Transaction banking can be defined as the set of instruments and services that a bank offers to trading partners to financially support their reciprocal exchanges of goods (e.g., trade), monetary flows (e.g., cash), or commercial papers (e.g., exchanges). Transaction banking allows banks to maintain close relationships with their corporate clients, so banks don’t want to be disintermediated by other players.

The transaction banking division of a bank typically provides commercial banking products and services for both corporations and financial institutions, including domestic and cross-border payments, risk mitigation, international trade finance as well as trust, agency, depositary, custody and related services. It comprises the Cash Management, Trade Finance and Trust & Securities Services businesses. Although some business banking depends on a third party for 3-5 working days, others take over 10 working days.

A number of global trends are leading to a renewed focus on the transaction banking sector. These trends include the globalization of trade, the increasing importance of liquidity management and a heightened emphasis on securing relationships in a world where both competition and clients are becoming more global and sophisticated. Transaction banking is also particularly attractive in the current economic context because it often has relatively low regulatory capital requirements.

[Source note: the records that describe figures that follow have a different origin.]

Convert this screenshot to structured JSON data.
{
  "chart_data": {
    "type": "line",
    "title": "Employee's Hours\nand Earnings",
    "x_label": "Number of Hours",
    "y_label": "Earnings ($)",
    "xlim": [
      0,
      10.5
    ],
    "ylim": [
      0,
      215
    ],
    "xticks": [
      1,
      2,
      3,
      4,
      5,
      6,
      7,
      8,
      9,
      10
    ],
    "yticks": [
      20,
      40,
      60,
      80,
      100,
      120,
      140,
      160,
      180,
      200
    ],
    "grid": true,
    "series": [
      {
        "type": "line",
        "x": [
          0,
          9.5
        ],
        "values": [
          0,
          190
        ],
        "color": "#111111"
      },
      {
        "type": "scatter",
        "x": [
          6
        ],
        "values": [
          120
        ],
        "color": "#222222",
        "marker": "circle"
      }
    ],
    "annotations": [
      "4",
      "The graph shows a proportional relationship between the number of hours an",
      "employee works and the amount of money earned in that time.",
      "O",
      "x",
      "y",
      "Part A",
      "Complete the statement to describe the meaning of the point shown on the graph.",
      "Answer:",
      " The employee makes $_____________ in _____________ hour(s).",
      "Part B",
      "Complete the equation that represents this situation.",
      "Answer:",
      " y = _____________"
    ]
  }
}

== Benefits of for businesses ==

=== Cash Flow Management ===
Transaction banking solutions like account aggregation, real-time cash flow visibility, and automated payments enable businesses to optimize their working capital. This can lead to reduced idle cash balances and improved access to funds for essential operations.

=== Enhanced Efficiency and Reduced Costs ===
Transaction banking automates routine tasks like payments, reconciliations, and collections. Additionally, bulk payment processing and streamlined trade finance procedures can generate cost savings.

=== Mitigated Risks and Fraud Protection ===
Transaction banking offers a range of risk management tools such as letters of credit, guarantees, and fraud prevention services. These tools help businesses minimize financial losses associated with non-payment, counterfeit documents, and cybercrime.

=== Greater Control and Visibility ===
Transaction banking platforms provide businesses with real-time access to account information and transaction history. This improved transparency allows for better financial decision-making, forecasting, and budgeting.

== Impact of technology ==

=== Automation and Artificial Intelligence ===
Repetitive tasks like data entry, reconciliation, and fraud detection are increasingly being automated using machine learning algorithms. This can improve processing speed and accuracy.

=== Cloud Computing ===
Cloud-based transaction banking offers businesses greater scalability and accessibility. Cloud platforms enable real-time data processing and facilitate collaboration between businesses and banks.

=== Blockchain Technology ===
Blockchain has the potential to revolutionize trade finance by streamlining processes, improving transparency, and enhancing security. Blockchain can facilitate secure and efficient document exchange, automated payments, and improved trade traceability.

=== Open Banking and APIs ===
Open banking initiatives and application programming interfaces (APIs) are enabling greater collaboration between banks and fintech companies. This fosters innovation and allows businesses to access a wider range of financial services through integrated platforms.